In der Bibliothek muss ich mich jetzt auch langsam ganz schön ranhalten, damit meine EIGENE Publikation noch fertig wird, bevor ich mich ja bald schon wieder von der finnischen Bibliotheksbühne verabschiede. Manch einer wird sich jetzt denken, dass ich ja schon seit etlichen Berichten an diesem Ding sitze und ich anscheinend absolut nicht aus dem Quark komme. Ich dachte anfangs ehrlich gesagt auch, dass das ja nicht so lang dauern kann, aber erstens gibt es immer wieder irgendwelche Kleinigkeiten zu verändern und zweitens hat das Material, welches in dieser Dokumentation erscheinen soll, immer nur mühsam und tröpfchenweise unsere heiligen Bibliotheksräume erreicht. War es dann mal da, war es nicht so wie ich es mir vorgestellt hatte und so konnte ich die Hälfte meiner Entwürfe immer direkt wieder im geistigen Sondermüll entsorgen. Aber ich wäre ja keine Anja, wenn mich das an irgendeinem Punkt zum Aufgeben gebracht hätte.
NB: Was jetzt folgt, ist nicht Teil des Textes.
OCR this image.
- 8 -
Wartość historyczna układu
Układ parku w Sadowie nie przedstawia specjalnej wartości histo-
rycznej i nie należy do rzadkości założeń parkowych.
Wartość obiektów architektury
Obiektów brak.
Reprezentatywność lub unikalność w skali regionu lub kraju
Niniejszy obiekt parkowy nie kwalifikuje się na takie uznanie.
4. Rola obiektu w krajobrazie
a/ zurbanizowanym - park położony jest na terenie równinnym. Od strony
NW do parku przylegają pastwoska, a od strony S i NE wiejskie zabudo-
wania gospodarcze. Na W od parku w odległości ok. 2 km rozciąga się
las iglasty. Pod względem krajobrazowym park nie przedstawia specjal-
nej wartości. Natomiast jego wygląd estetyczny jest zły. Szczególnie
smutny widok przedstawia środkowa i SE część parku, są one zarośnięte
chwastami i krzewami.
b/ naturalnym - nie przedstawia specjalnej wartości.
Ich habe mit allen mir zur Verfügung stehenden Mitteln gekämpft und kann nun stolz behaupten, dass die Dokumentation jetzt so gut wie druckreif ist. Dabei handelt es sich allerdings lediglich um die deutsche Version und wer sich erinnert, wo ich mich momentan befinde, der hat erstens sehr gut aufgepasst und weiß zweitens auch, welche Version da jetzt noch auf die Fertigstellung wartet. Aber auch das werde ich noch schaffen und werde hier keine unfertige Arbeit hinterlassen.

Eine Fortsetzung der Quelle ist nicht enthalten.